Why did I agree to be on the Inaugural Committee? Why did I show up in person even though there are no tents, heat, snacks, merch, and the logistics email said that no blankets or umbrellas? It can’t be because Mayor Mamdani is my hoobae. Our four-year high school has almost 3,000 students. Bronx Science has been around for over 75 years. Statistically speaking, I have too many hoobae. No one should like anyone just because the person went to your old school.
Instead, I’m here for the reasons that tens of thousands have filled seven blocks south of City Hall. New York needs a smart, brave, and innovative leader who wants to make significant structural changes in public education, health care, housing, and transportation. It would be great if the new person wasn’t afraid of party politics and was willing to ask why things couldn’t be different.
I immigrated to New York City from Seoul in 1976, when I was seven years old.

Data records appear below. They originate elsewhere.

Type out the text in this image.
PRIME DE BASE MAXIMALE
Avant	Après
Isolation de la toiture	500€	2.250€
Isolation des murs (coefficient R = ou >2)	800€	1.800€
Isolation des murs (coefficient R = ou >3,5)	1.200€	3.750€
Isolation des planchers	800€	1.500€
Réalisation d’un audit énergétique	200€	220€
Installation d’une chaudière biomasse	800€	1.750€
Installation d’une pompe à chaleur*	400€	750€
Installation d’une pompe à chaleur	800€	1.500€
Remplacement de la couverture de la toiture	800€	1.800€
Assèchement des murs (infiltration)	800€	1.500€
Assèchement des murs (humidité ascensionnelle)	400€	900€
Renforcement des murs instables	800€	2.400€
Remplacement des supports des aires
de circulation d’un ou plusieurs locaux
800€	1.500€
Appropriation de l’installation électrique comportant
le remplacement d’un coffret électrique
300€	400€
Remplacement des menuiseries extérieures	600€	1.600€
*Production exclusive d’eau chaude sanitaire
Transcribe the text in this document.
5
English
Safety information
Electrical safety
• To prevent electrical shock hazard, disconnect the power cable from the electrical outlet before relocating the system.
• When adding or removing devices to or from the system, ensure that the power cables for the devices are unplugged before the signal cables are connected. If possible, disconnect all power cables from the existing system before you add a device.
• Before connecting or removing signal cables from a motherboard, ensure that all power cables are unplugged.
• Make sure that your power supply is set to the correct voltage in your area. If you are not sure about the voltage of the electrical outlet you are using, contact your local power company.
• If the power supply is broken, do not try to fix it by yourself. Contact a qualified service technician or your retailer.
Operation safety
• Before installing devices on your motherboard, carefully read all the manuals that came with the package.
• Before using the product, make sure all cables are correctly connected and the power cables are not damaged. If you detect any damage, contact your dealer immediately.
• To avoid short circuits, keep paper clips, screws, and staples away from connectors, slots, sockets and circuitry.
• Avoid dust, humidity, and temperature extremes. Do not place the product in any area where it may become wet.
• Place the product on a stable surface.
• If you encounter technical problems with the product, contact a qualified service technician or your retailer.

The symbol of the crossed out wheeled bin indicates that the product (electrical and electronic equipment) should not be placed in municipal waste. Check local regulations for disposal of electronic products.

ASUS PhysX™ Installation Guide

In two months, I will have lived in this breathtaking, heart-stopping, and indefatigable city for 50 years. As I celebrate my golden anniversary as an immigrant New Yorker, I understand why the Inauguration poet Cornelius Eady titled his poem “Proof.”
In a time when asylum–seekers and immigrants are being hunted for sport and disappeared, humans are despised and ridiculed for having descended from an impoverished country, and basic human needs have become luxury items for ordinary people, New Yorkers said, Why not? Why not change the hierarchy? Why not give younger people room to grow their future?
Here, a 34-year-old Uganda-born, Asian-American, Muslim immigrant can show up with enormous ideas and get a shot at the most important and thankless job in a city of 8.5 million people.
I’m here because we got proof that our great city is willing to try new ideas, hope for more for our children and elders, imagine better solutions, welcome strangers who will be our neighbors, and from our greater experiences learn from the beautiful dreams of our young people. So this seonbae is rooting for Mayor Zohran Kwame Mamdani.